97988_000_013When it came to sharing the gospel, I was about as subtle as an elephant.
My first few months as a member of the Church were rough ones—especially for my friends. On one hand, I was excited about what I had found, especially the inner peace and the joy I felt in my close relationship with Heavenly Father and Jesus Christ.
On the other hand, in my excitement to share my new understanding of the restored gospel and its teachings, I started to regularly tell my non-LDS friends when they did something I thought was wrong.
Of course I was about as subtle as an elephant on a charge.

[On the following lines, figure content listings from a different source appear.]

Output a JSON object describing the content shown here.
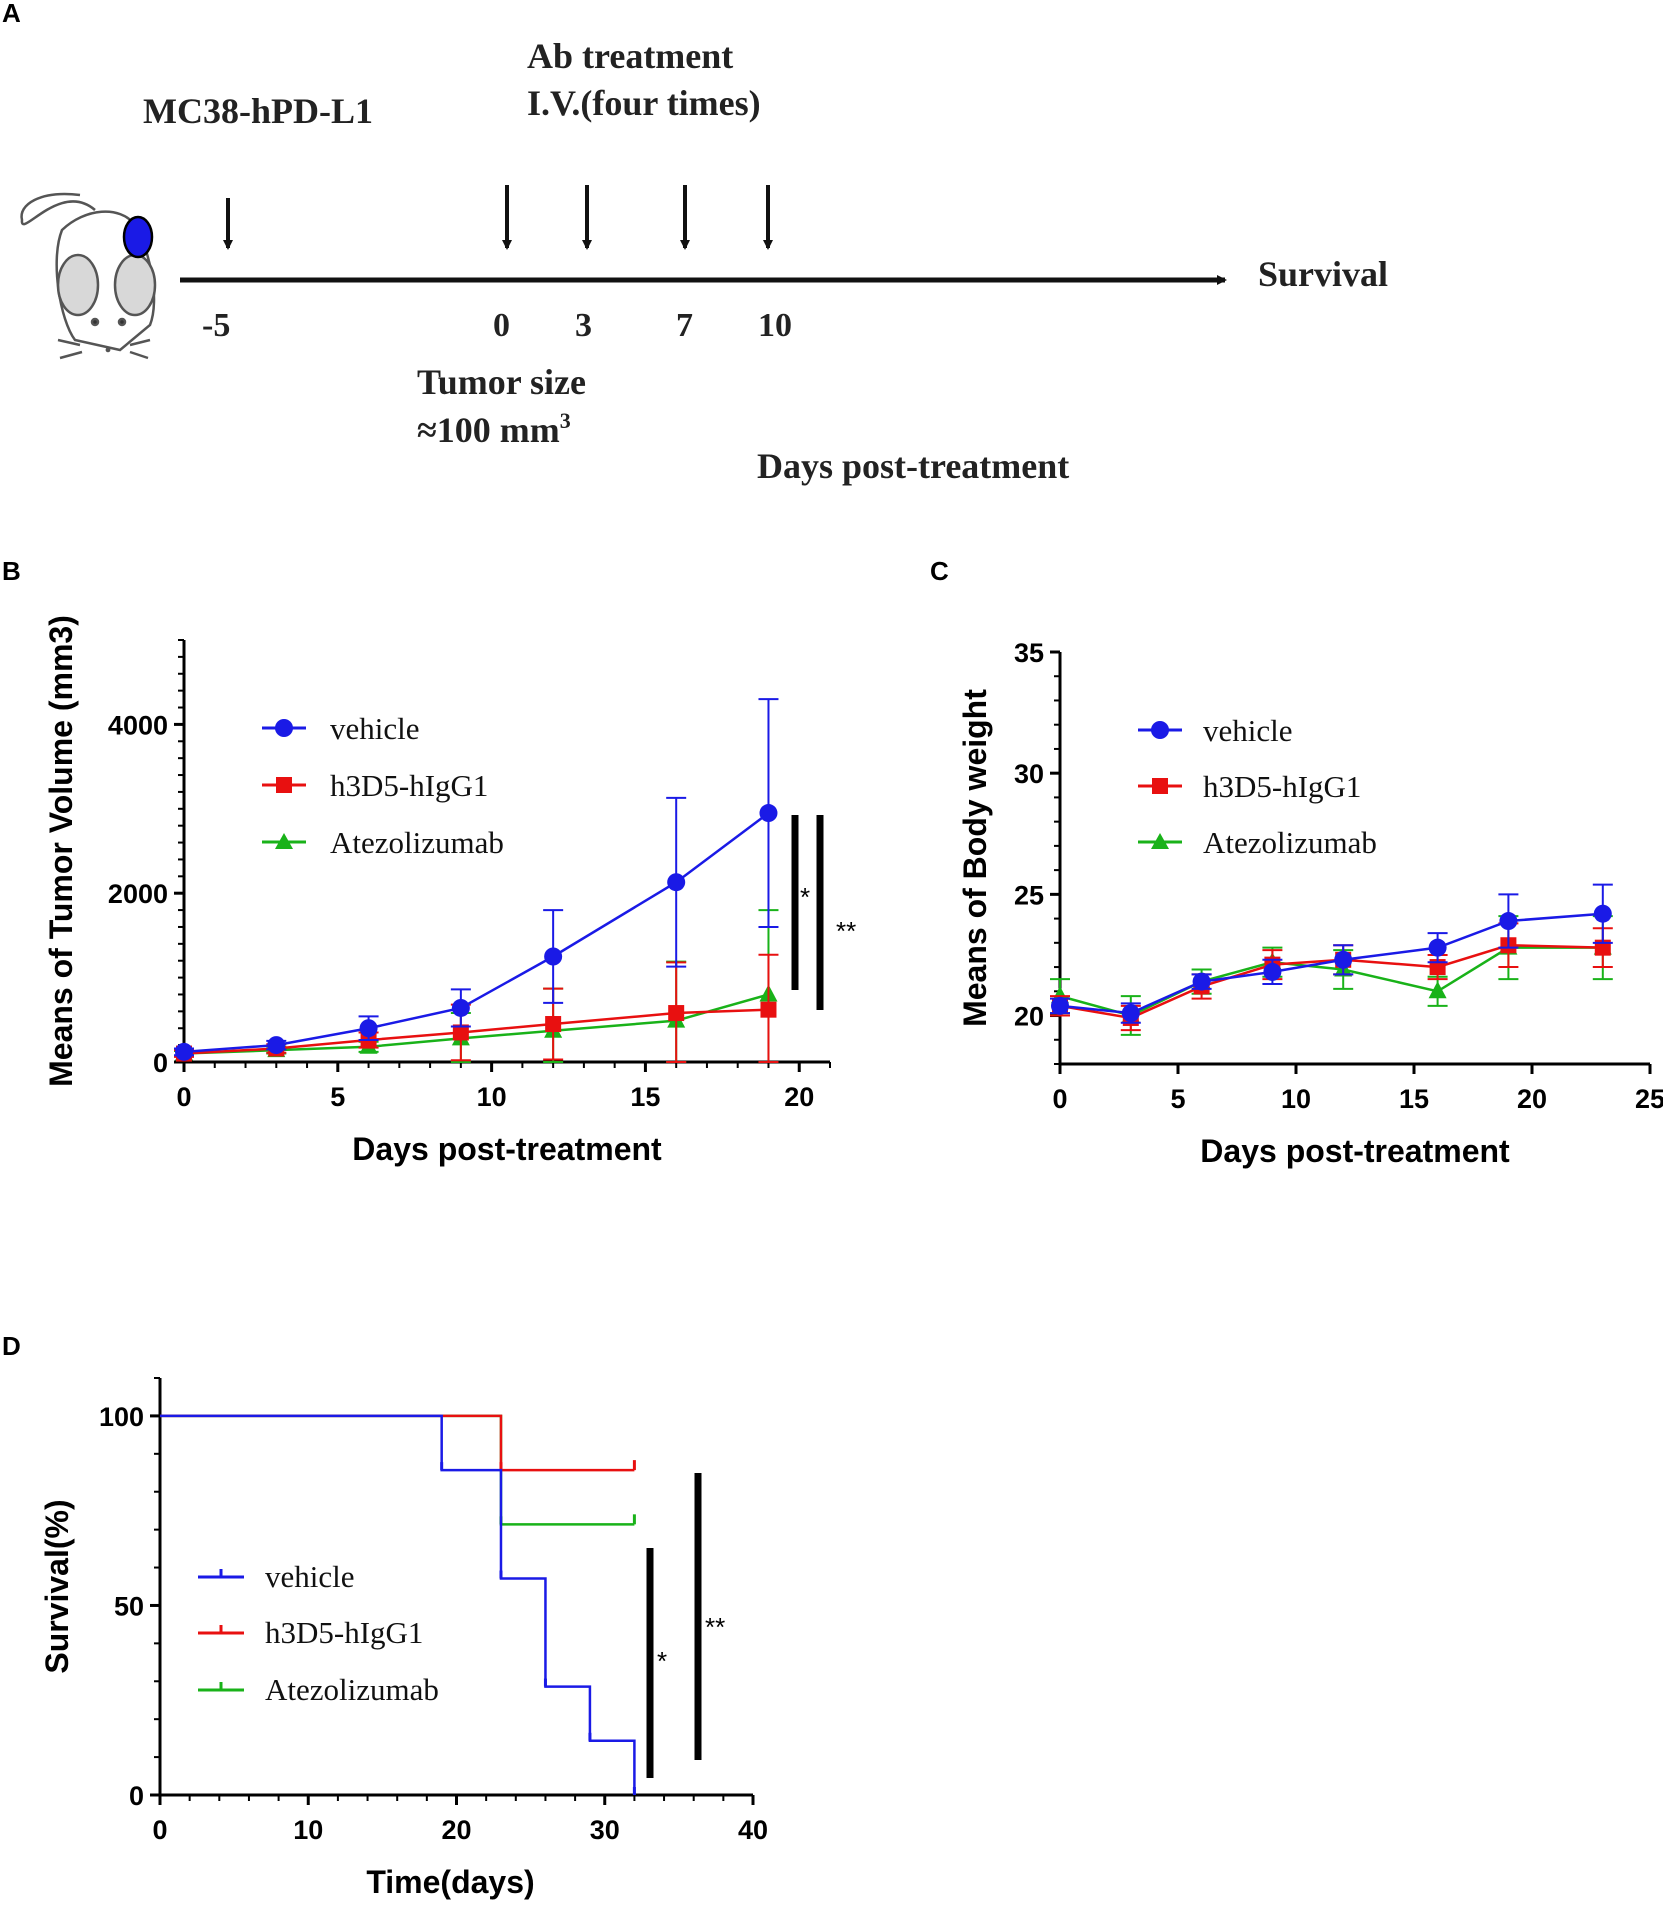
{
  "panels": {
    "A": "A",
    "B": "B",
    "C": "C",
    "D": "D"
  },
  "schematic": {
    "cell_line": "MC38-hPD-L1",
    "treatment_line1": "Ab treatment",
    "treatment_line2": "I.V.(four times)",
    "endpoint": "Survival",
    "timepoints": [
      "-5",
      "0",
      "3",
      "7",
      "10"
    ],
    "tumor_size_line1": "Tumor size",
    "tumor_size_line2": "≈100 mm",
    "tumor_size_sup": "3",
    "xlabel": "Days post-treatment"
  },
  "legend": {
    "vehicle": "vehicle",
    "h3D5": "h3D5-hIgG1",
    "atezo": "Atezolizumab"
  },
  "colors": {
    "vehicle": "#1a1ae6",
    "h3D5": "#e81010",
    "atezo": "#19b219"
  },
  "significance": {
    "single": "*",
    "double": "**"
  },
  "chart_data": [
    {
      "id": "B",
      "type": "line",
      "title": "",
      "xlabel": "Days post-treatment",
      "ylabel": "Means of Tumor Volume (mm3)",
      "xlim": [
        0,
        21
      ],
      "ylim": [
        0,
        5000
      ],
      "xticks": [
        0,
        5,
        10,
        15,
        20
      ],
      "yticks": [
        0,
        2000,
        4000
      ],
      "legend_position": "top-left",
      "series": [
        {
          "name": "vehicle",
          "x": [
            0,
            3,
            6,
            9,
            12,
            16,
            19
          ],
          "values": [
            120,
            200,
            400,
            640,
            1250,
            2130,
            2950
          ],
          "err": [
            40,
            50,
            140,
            220,
            550,
            1000,
            1350
          ]
        },
        {
          "name": "h3D5-hIgG1",
          "x": [
            0,
            3,
            6,
            9,
            12,
            16,
            19
          ],
          "values": [
            100,
            160,
            260,
            350,
            450,
            580,
            620
          ],
          "err": [
            40,
            50,
            90,
            330,
            420,
            600,
            650
          ]
        },
        {
          "name": "Atezolizumab",
          "x": [
            0,
            3,
            6,
            9,
            12,
            16,
            19
          ],
          "values": [
            100,
            140,
            180,
            280,
            370,
            490,
            800
          ],
          "err": [
            30,
            40,
            60,
            300,
            500,
            700,
            1000
          ]
        }
      ],
      "annotations": [
        "*",
        "**"
      ]
    },
    {
      "id": "C",
      "type": "line",
      "title": "",
      "xlabel": "Days post-treatment",
      "ylabel": "Means of Body weight",
      "xlim": [
        0,
        25
      ],
      "ylim": [
        18,
        35
      ],
      "xticks": [
        0,
        5,
        10,
        15,
        20,
        25
      ],
      "yticks": [
        20,
        25,
        30,
        35
      ],
      "legend_position": "top-left",
      "series": [
        {
          "name": "vehicle",
          "x": [
            0,
            3,
            6,
            9,
            12,
            16,
            19,
            23
          ],
          "values": [
            20.4,
            20.1,
            21.4,
            21.8,
            22.3,
            22.8,
            23.9,
            24.2
          ],
          "err": [
            0.3,
            0.4,
            0.3,
            0.5,
            0.6,
            0.6,
            1.1,
            1.2
          ]
        },
        {
          "name": "h3D5-hIgG1",
          "x": [
            0,
            3,
            6,
            9,
            12,
            16,
            19,
            23
          ],
          "values": [
            20.4,
            19.9,
            21.2,
            22.1,
            22.3,
            22.0,
            22.9,
            22.8
          ],
          "err": [
            0.4,
            0.5,
            0.5,
            0.6,
            0.6,
            0.5,
            0.9,
            0.8
          ]
        },
        {
          "name": "Atezolizumab",
          "x": [
            0,
            3,
            6,
            9,
            12,
            16,
            19,
            23
          ],
          "values": [
            20.8,
            20.0,
            21.4,
            22.2,
            21.9,
            21.0,
            22.8,
            22.8
          ],
          "err": [
            0.7,
            0.8,
            0.5,
            0.6,
            0.8,
            0.6,
            1.3,
            1.3
          ]
        }
      ]
    },
    {
      "id": "D",
      "type": "line",
      "subtype": "kaplan-meier",
      "title": "",
      "xlabel": "Time(days)",
      "ylabel": "Survival(%)",
      "xlim": [
        0,
        40
      ],
      "ylim": [
        0,
        110
      ],
      "xticks": [
        0,
        10,
        20,
        30,
        40
      ],
      "yticks": [
        0,
        50,
        100
      ],
      "legend_position": "bottom-left",
      "series": [
        {
          "name": "vehicle",
          "steps": [
            [
              0,
              100
            ],
            [
              19,
              85.7
            ],
            [
              23,
              57.1
            ],
            [
              26,
              28.6
            ],
            [
              29,
              14.3
            ],
            [
              32,
              0
            ]
          ],
          "end": 32
        },
        {
          "name": "h3D5-hIgG1",
          "steps": [
            [
              0,
              100
            ],
            [
              23,
              85.7
            ]
          ],
          "end": 32
        },
        {
          "name": "Atezolizumab",
          "steps": [
            [
              0,
              100
            ],
            [
              23,
              71.4
            ]
          ],
          "end": 32
        }
      ],
      "annotations": [
        "*",
        "**"
      ]
    }
  ]
}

One evening in the early summer, I finally realized how judgmental and self-righteous I had become. About five months after my baptism, I went to an outdoor concert with a good friend. As we walked around the grounds trying to find a spot to eat our picnic before the concert began, I noticed many of the people around us had brought wine to drink with dinner. Not one to pass up an opportunity to show how much wisdom I had acquired by a member of the Church, I hissed to my friend “Look at all those people drinking wine—that’s disgusting!”
My kind and patient friend turned to me and said, “I’m sure that when Jewish people go into a restaurant, they don’t walk around and criticize everyone with ham on their plates.”

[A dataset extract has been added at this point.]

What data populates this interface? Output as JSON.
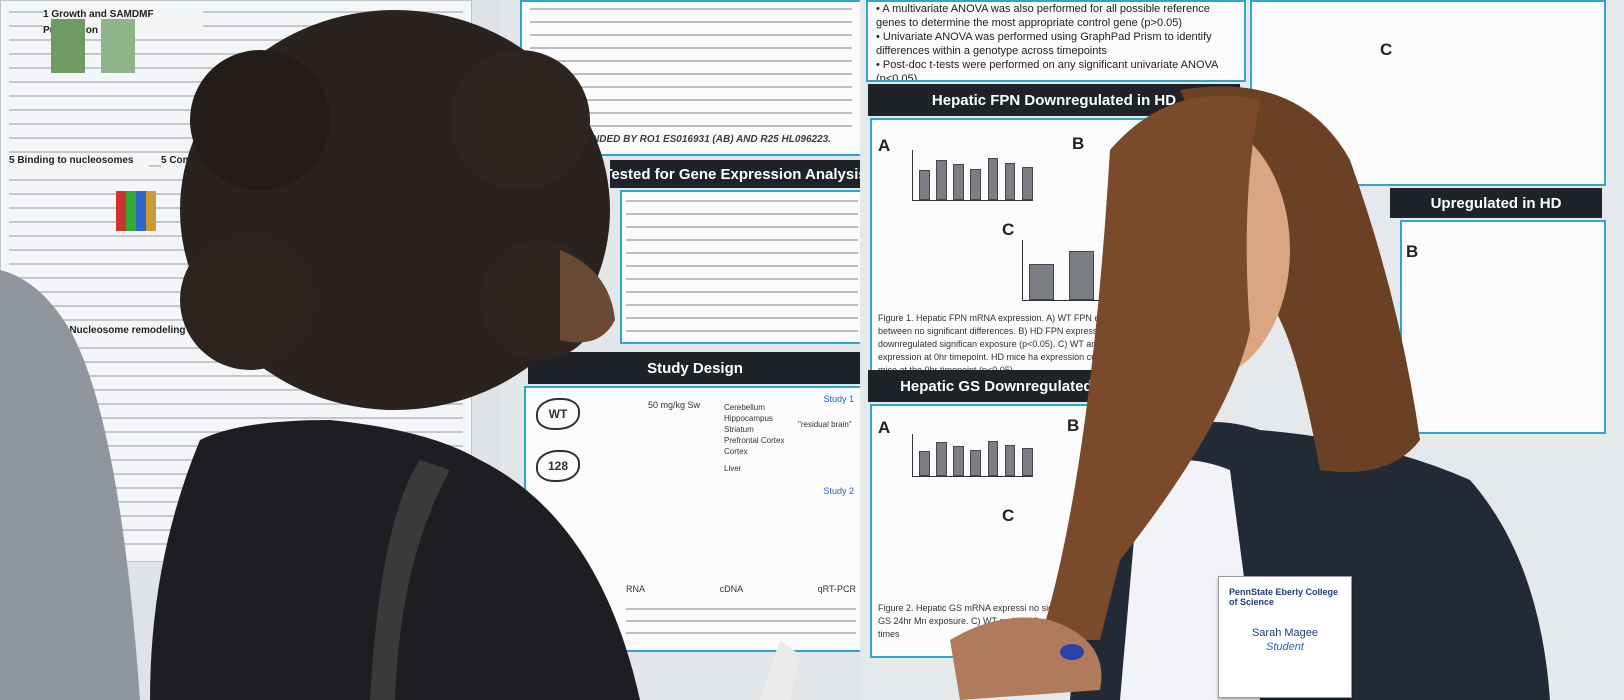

I finally had the good sense to be silent for a while and ponder what he said. I realized that in all the lessons I had been taught, there had been no mention of members going forth and judging their neighbors. As a matter of fact, the terms “example” and “loving our neighbors” had been used a lot.

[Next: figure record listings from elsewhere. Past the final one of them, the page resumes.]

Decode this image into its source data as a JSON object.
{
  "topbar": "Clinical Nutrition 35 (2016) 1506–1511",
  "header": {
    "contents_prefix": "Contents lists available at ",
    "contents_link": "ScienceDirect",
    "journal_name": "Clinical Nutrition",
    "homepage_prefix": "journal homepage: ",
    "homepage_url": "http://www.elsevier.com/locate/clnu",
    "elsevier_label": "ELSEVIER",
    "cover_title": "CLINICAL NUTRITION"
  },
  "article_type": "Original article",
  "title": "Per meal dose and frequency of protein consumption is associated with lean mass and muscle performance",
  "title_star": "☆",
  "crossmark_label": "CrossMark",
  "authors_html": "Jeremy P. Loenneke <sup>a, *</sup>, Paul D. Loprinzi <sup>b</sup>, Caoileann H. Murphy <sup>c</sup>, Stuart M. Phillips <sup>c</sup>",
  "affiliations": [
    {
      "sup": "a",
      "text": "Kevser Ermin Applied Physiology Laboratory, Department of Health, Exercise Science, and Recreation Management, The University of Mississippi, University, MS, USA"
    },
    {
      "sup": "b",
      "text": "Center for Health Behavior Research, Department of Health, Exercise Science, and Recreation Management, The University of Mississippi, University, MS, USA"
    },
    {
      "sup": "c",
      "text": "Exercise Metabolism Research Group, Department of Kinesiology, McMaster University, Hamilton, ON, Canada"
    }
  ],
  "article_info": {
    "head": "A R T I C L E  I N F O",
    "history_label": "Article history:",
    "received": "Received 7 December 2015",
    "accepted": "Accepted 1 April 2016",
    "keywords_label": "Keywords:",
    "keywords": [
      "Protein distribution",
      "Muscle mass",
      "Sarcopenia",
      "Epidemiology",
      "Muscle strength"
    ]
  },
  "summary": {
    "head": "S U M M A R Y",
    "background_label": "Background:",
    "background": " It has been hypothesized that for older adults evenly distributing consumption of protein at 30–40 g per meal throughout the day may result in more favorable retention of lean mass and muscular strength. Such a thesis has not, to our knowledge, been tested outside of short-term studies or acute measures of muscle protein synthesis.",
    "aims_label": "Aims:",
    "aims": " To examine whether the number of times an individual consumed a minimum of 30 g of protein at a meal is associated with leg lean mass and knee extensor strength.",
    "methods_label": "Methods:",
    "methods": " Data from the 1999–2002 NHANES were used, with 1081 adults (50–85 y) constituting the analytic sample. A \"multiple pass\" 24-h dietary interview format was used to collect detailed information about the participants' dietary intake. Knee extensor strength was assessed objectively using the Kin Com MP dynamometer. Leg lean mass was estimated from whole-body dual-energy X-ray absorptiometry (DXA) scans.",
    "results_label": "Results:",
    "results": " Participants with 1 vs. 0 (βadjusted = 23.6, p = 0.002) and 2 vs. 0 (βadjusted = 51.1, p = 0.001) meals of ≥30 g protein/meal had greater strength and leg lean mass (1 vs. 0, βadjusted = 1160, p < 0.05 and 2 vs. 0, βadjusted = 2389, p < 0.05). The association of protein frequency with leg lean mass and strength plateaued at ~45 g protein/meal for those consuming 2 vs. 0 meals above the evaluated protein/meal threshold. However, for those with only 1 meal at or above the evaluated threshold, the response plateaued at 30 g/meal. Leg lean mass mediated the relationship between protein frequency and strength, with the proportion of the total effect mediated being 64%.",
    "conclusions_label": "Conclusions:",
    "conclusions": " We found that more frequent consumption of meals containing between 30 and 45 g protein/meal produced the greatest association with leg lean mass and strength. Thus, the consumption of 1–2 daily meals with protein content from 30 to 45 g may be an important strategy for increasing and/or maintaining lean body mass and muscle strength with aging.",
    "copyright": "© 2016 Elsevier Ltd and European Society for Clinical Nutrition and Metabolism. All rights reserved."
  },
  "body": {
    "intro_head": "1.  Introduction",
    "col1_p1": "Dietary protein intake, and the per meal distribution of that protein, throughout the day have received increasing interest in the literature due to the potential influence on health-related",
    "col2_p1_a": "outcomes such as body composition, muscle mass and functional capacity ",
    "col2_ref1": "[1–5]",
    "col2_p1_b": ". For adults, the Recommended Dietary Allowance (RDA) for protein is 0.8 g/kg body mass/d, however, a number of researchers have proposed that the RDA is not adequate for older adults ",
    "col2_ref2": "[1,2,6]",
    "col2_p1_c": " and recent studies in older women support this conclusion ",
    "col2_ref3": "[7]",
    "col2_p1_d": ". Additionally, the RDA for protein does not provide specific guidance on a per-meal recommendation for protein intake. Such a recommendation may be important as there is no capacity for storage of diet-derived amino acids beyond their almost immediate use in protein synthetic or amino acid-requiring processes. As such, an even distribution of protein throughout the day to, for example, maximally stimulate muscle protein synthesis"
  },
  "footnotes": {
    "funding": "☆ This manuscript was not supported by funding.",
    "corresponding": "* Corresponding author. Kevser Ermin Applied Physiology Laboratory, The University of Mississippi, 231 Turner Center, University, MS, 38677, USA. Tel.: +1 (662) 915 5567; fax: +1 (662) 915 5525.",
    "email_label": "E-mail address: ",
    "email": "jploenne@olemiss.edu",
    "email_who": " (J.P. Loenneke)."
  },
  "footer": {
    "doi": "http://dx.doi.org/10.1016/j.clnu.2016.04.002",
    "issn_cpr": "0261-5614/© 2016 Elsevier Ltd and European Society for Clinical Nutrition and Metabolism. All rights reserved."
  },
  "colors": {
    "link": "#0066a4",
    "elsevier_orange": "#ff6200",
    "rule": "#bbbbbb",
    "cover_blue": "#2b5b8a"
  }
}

Embarrassed, I thanked my friend for his wisdom and apologized for my lack of consideration.
I am happy to report that his message came through loud and clear. I stopped demanding changes from my friends and started demanding changes from myself. I still stand strong for the things I believe in, but I do it in a polite way—a way that, happily, has helped my friends feel comfortable in talking to me about the Church.